The industry didn’t solve that by getting better at reading assembly. It solved it by investing in better compilers, better type systems, better testing, and better tooling at the higher abstraction layer. The verification infrastructure moved up, and eventually the generated assembly stopped mattering.

I don’t have a neat conclusion for this. I think we’re early enough in this shift that a lot of the specifics are still blurry. The verification tooling for intent-based development is maturing quickly but is still very new. The workflows don’t have years worth of production experience under their belt. There’s a lot that requires attention.

But the argument about determinism is a dead end. It was always a dead end. Your software was never reliable because of deterministic compilation. It was reliable, to the extent it ever was, which honestly wasn’t as much as any of us like to pretend , because of the verification discipline wrapped around the whole messy pipeline from someone’s half-articulated idea to running production code.

That discipline still matters. What’s changing is the layer where we apply it. Whether that transition goes well depends on whether we build the right infrastructure around intent and behavior, or whether we spend the next decade squinting at AI-generated diffs and wondering why it never stops being exhausting.

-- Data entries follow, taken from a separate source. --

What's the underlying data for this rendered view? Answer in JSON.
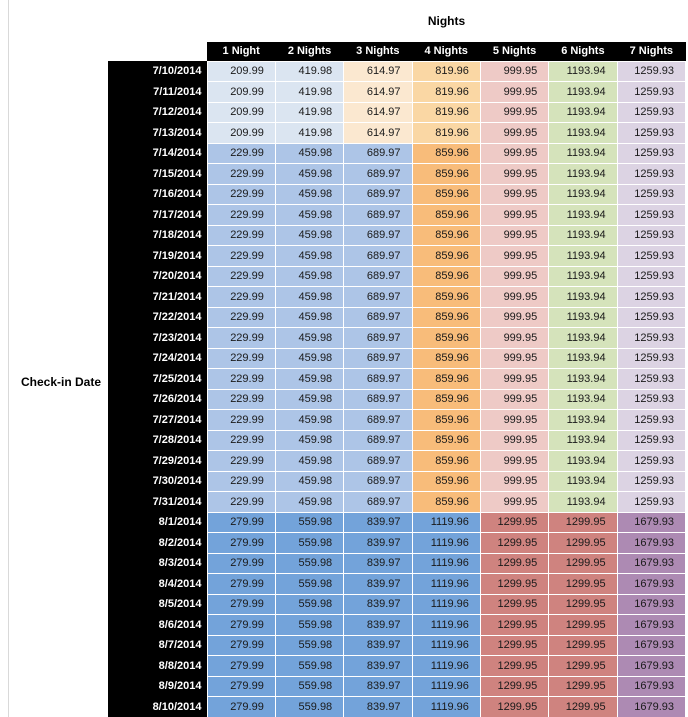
{
  "chart_data": {
    "type": "table",
    "title": "Nights",
    "row_axis_label": "Check-in Date",
    "columns": [
      "1 Night",
      "2 Nights",
      "3 Nights",
      "4 Nights",
      "5 Nights",
      "6 Nights",
      "7 Nights"
    ],
    "header_style": {
      "bg": "#000000",
      "text": "#ffffff"
    },
    "palette": {
      "blue_pale": "#dbe5f1",
      "blue_light": "#adc5e7",
      "blue_medium": "#73a3da",
      "peach_pale": "#fbe8d0",
      "orange_light": "#fad7a4",
      "orange": "#f8bc7a",
      "pink_pale": "#eecac6",
      "red_salmon": "#cf837f",
      "green_pale": "#d5e3bb",
      "lavender_pale": "#dcd3e3",
      "purple_mauve": "#ad8ab3"
    },
    "band_colors": {
      "early": [
        "blue_pale",
        "blue_pale",
        "peach_pale",
        "orange_light",
        "pink_pale",
        "green_pale",
        "lavender_pale"
      ],
      "mid": [
        "blue_light",
        "blue_light",
        "blue_light",
        "orange",
        "pink_pale",
        "green_pale",
        "lavender_pale"
      ],
      "late": [
        "blue_medium",
        "blue_medium",
        "blue_medium",
        "blue_medium",
        "red_salmon",
        "red_salmon",
        "purple_mauve"
      ]
    },
    "rows": [
      {
        "date": "7/10/2014",
        "band": "early",
        "values": [
          209.99,
          419.98,
          614.97,
          819.96,
          999.95,
          1193.94,
          1259.93
        ]
      },
      {
        "date": "7/11/2014",
        "band": "early",
        "values": [
          209.99,
          419.98,
          614.97,
          819.96,
          999.95,
          1193.94,
          1259.93
        ]
      },
      {
        "date": "7/12/2014",
        "band": "early",
        "values": [
          209.99,
          419.98,
          614.97,
          819.96,
          999.95,
          1193.94,
          1259.93
        ]
      },
      {
        "date": "7/13/2014",
        "band": "early",
        "values": [
          209.99,
          419.98,
          614.97,
          819.96,
          999.95,
          1193.94,
          1259.93
        ]
      },
      {
        "date": "7/14/2014",
        "band": "mid",
        "values": [
          229.99,
          459.98,
          689.97,
          859.96,
          999.95,
          1193.94,
          1259.93
        ]
      },
      {
        "date": "7/15/2014",
        "band": "mid",
        "values": [
          229.99,
          459.98,
          689.97,
          859.96,
          999.95,
          1193.94,
          1259.93
        ]
      },
      {
        "date": "7/16/2014",
        "band": "mid",
        "values": [
          229.99,
          459.98,
          689.97,
          859.96,
          999.95,
          1193.94,
          1259.93
        ]
      },
      {
        "date": "7/17/2014",
        "band": "mid",
        "values": [
          229.99,
          459.98,
          689.97,
          859.96,
          999.95,
          1193.94,
          1259.93
        ]
      },
      {
        "date": "7/18/2014",
        "band": "mid",
        "values": [
          229.99,
          459.98,
          689.97,
          859.96,
          999.95,
          1193.94,
          1259.93
        ]
      },
      {
        "date": "7/19/2014",
        "band": "mid",
        "values": [
          229.99,
          459.98,
          689.97,
          859.96,
          999.95,
          1193.94,
          1259.93
        ]
      },
      {
        "date": "7/20/2014",
        "band": "mid",
        "values": [
          229.99,
          459.98,
          689.97,
          859.96,
          999.95,
          1193.94,
          1259.93
        ]
      },
      {
        "date": "7/21/2014",
        "band": "mid",
        "values": [
          229.99,
          459.98,
          689.97,
          859.96,
          999.95,
          1193.94,
          1259.93
        ]
      },
      {
        "date": "7/22/2014",
        "band": "mid",
        "values": [
          229.99,
          459.98,
          689.97,
          859.96,
          999.95,
          1193.94,
          1259.93
        ]
      },
      {
        "date": "7/23/2014",
        "band": "mid",
        "values": [
          229.99,
          459.98,
          689.97,
          859.96,
          999.95,
          1193.94,
          1259.93
        ]
      },
      {
        "date": "7/24/2014",
        "band": "mid",
        "values": [
          229.99,
          459.98,
          689.97,
          859.96,
          999.95,
          1193.94,
          1259.93
        ]
      },
      {
        "date": "7/25/2014",
        "band": "mid",
        "values": [
          229.99,
          459.98,
          689.97,
          859.96,
          999.95,
          1193.94,
          1259.93
        ]
      },
      {
        "date": "7/26/2014",
        "band": "mid",
        "values": [
          229.99,
          459.98,
          689.97,
          859.96,
          999.95,
          1193.94,
          1259.93
        ]
      },
      {
        "date": "7/27/2014",
        "band": "mid",
        "values": [
          229.99,
          459.98,
          689.97,
          859.96,
          999.95,
          1193.94,
          1259.93
        ]
      },
      {
        "date": "7/28/2014",
        "band": "mid",
        "values": [
          229.99,
          459.98,
          689.97,
          859.96,
          999.95,
          1193.94,
          1259.93
        ]
      },
      {
        "date": "7/29/2014",
        "band": "mid",
        "values": [
          229.99,
          459.98,
          689.97,
          859.96,
          999.95,
          1193.94,
          1259.93
        ]
      },
      {
        "date": "7/30/2014",
        "band": "mid",
        "values": [
          229.99,
          459.98,
          689.97,
          859.96,
          999.95,
          1193.94,
          1259.93
        ]
      },
      {
        "date": "7/31/2014",
        "band": "mid",
        "values": [
          229.99,
          459.98,
          689.97,
          859.96,
          999.95,
          1193.94,
          1259.93
        ]
      },
      {
        "date": "8/1/2014",
        "band": "late",
        "values": [
          279.99,
          559.98,
          839.97,
          1119.96,
          1299.95,
          1299.95,
          1679.93
        ]
      },
      {
        "date": "8/2/2014",
        "band": "late",
        "values": [
          279.99,
          559.98,
          839.97,
          1119.96,
          1299.95,
          1299.95,
          1679.93
        ]
      },
      {
        "date": "8/3/2014",
        "band": "late",
        "values": [
          279.99,
          559.98,
          839.97,
          1119.96,
          1299.95,
          1299.95,
          1679.93
        ]
      },
      {
        "date": "8/4/2014",
        "band": "late",
        "values": [
          279.99,
          559.98,
          839.97,
          1119.96,
          1299.95,
          1299.95,
          1679.93
        ]
      },
      {
        "date": "8/5/2014",
        "band": "late",
        "values": [
          279.99,
          559.98,
          839.97,
          1119.96,
          1299.95,
          1299.95,
          1679.93
        ]
      },
      {
        "date": "8/6/2014",
        "band": "late",
        "values": [
          279.99,
          559.98,
          839.97,
          1119.96,
          1299.95,
          1299.95,
          1679.93
        ]
      },
      {
        "date": "8/7/2014",
        "band": "late",
        "values": [
          279.99,
          559.98,
          839.97,
          1119.96,
          1299.95,
          1299.95,
          1679.93
        ]
      },
      {
        "date": "8/8/2014",
        "band": "late",
        "values": [
          279.99,
          559.98,
          839.97,
          1119.96,
          1299.95,
          1299.95,
          1679.93
        ]
      },
      {
        "date": "8/9/2014",
        "band": "late",
        "values": [
          279.99,
          559.98,
          839.97,
          1119.96,
          1299.95,
          1299.95,
          1679.93
        ]
      },
      {
        "date": "8/10/2014",
        "band": "late",
        "values": [
          279.99,
          559.98,
          839.97,
          1119.96,
          1299.95,
          1299.95,
          1679.93
        ]
      }
    ]
  }
}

It is for these reasons that the safe money, which is widely reflected in the massive spending in the area by the likes of Microsoft, AWS, Google, Anthropic, OpenaI, and many others is all focused on maturing these higher level pipelines which work at the intent based level rather than the lower code level. Spec driven development or if you prefer “Intent based development” is here to stay. It will get better and engineers will be preoccupied with making the required pipelines better and better for some time to come; building on the billions of dollars being invested in this space by some of the biggest technology players on earth.